Typically, documentaries are predicated on socio-historic value. Aesthetic value is often an added bonus. However, in Makoko: The Floating Slum, like pretty much everything coming out of Nollywood right now the aesthetic value is its only redeeming feature. Considering what this is- a documentation of one of the world’s most impoverished communities, this is largely inconsequential. To the larger point about the socio-historic value, the documentary does not really enlighten anyone with a passing interest in Lagos’ geography and the knowledge that Nigeria is the world’s poverty capital. In that way, it takes the easy route. The Makoko community is one the Lagos State government has gone great lengths to erase. For instance, in 2012 the Babatunde Fashola led administration sought to demolish the community on the basis that per the BBC it constituted an “environmental nuisance, security risk and an impediment to the economic and gainful utilization of the waterfront” and undermined the “megacity status” of Lagos. In 2018, residents of the community protested to Governor Ambode over the “invasion of their community by some men of the Nigerian Police Force and the Lagos State Task Force”. There are greater and more timely stories to be told about Makoko than the poverty porn showreel we’re subjected to. This story required deeper thought than its production team delivered. 

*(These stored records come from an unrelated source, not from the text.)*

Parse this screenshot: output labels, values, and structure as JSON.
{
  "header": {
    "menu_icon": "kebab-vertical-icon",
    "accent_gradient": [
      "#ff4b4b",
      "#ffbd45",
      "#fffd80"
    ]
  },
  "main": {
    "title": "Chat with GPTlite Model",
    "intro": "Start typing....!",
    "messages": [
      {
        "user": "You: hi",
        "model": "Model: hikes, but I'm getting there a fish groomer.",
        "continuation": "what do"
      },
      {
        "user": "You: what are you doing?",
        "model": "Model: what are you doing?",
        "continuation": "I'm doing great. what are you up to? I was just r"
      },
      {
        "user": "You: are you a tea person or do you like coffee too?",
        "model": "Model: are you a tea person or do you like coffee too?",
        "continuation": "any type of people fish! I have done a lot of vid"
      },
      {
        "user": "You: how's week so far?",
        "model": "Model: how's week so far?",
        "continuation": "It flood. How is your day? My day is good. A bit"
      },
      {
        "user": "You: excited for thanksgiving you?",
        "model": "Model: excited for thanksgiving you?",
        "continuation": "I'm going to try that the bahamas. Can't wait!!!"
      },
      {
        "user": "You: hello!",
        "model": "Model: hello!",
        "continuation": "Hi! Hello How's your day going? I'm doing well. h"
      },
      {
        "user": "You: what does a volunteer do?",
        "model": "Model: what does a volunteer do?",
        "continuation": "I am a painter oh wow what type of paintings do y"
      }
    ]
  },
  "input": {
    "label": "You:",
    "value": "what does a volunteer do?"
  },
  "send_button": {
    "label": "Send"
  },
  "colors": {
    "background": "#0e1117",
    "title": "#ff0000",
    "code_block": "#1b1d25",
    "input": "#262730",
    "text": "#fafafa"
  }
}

In fairness to Akingbade and Producer, Debo Johnson, the subject matter is one which carries a degree of complexity. With that in mind, a simpler topic would have been more appropriate for their debut in this format. A lot of avoidable missteps were made ranging from starting the documentary with the lens clearly focused on their philanthropy which leaves a bad taste in the mouth to Akingbade’s incredibly tone deaf and cringe-worthy one-liners like “It’s as if you’re having a BBQ at home” and asking the couple on their 4th kid “Why do you keep having children when you can’t afford to put them in education?”